You really can’t teach a class by lecturing at them…especially not an 8am class. But sometimes there is just such a dense amount of information that I have to get across before the students know what to ask that I have to just tell them some answers. My compromise to deal with this eternal problem is to mix it up; some days are lecture days, others are discussion days. And today was a discussion day.
I’ve been talking at them for the past two weeks, basically working to bring them up to a 1950s understanding of the field of developmental biology, with a glimmering of the molecular answers to come and some of the general concepts, so that they’re equipped to start thinking about the contemporary literature. So I had them read this paper before class:
Kerszberg M, Wolpert L (2007) Specifying Positional Information in the Embryo: Looking Beyond Morphogens. Cell 130(2):205–209.
And then today they got into small groups and tried to explain it to each other. I primed them by suggesting that they try to define the terms positional information, gradient, morphogen, and polarity, and mentioned that I was playing a dirty trick on them, giving them a paper to introduce a basic concept that at the same time was pointing out some of the difficulties and problems of the idea, so I expected them to also do some critical thinking and question the concepts.
So they went at it. It went well; they had some lively conversations going on, which I always worry won’t happen with early morning classes. I find it helpful to ask students to try to poke holes in an idea, rather than just recite by rote what the paper says — it sends them hunting rather than gathering.

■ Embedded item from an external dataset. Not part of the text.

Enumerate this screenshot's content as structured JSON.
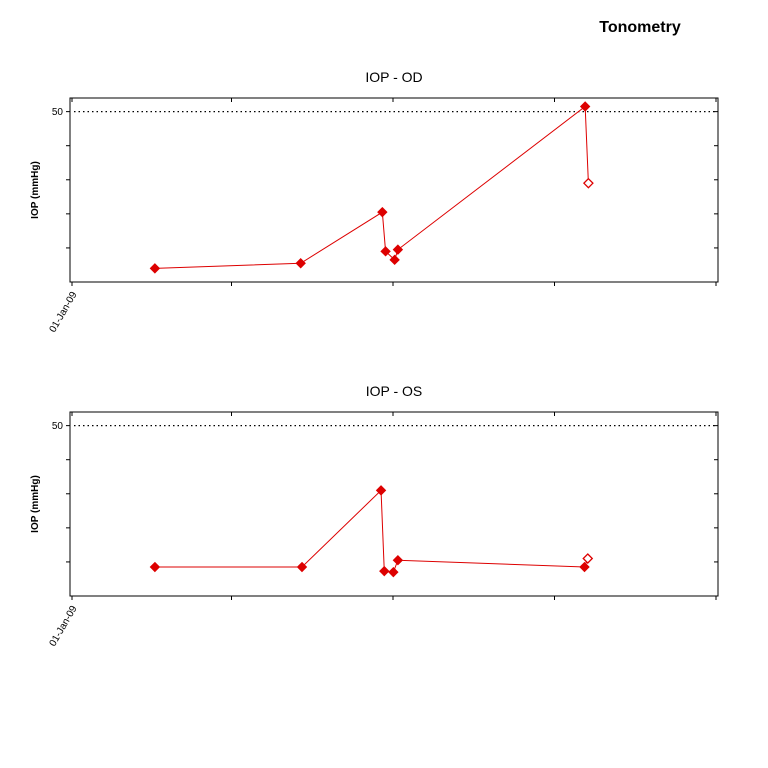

Several students noted that having a simple continuum of a molecule begs the question of how that gets translated into many discrete cell types; why does having one concentration of a morphogen make a cell differentiate into a thorax, while a very slightly lower concentration means it differentiates into an abdomen? It’s all well and good to suggest that a couple of overlapping gradients can specify position, like laying out a piece of graph paper with coordinates on it, but it doesn’t explain how that gets translated into position-specific tissues. I was most pleased that several of them, while groping for an answer, related it to the lac operon in E. coli, and brought up the idea of thresholds of gene activation. Yay! That so sets up future discussions about early fly embryogenesis, where that is exactly the answer.
I think they also got the idea that an explanation for general specification of body parts, for example, may not apply for explaining polarity within a body part; we may have to think about some kind of hierarchy of regulation, where we progressively partition the embryo into smaller and smaller units, with different mechanisms at different scales. They might be catching on to the depths of the problems to come.
Another way the paper primed the students was that it very briefly introduces a whole bunch of specific molecules: dpp, bicoid, sonic hedgehog, activin. They got a very general idea of the broad roles these molecules play, all part of my devious grand plan. When we start talking about the details of how animals set up dorsal-ventral polarity, for instance, and dpp/BMP start coming up in more specific contexts, I want them to be familiar old friends — molecules they already knew casually and informally, and now see doing very specific things, and interacting with another set of molecules, which now also joins their circle of pals. Before I’m done with them, they’re all going to regard these developmental signals and regulators as part of their family!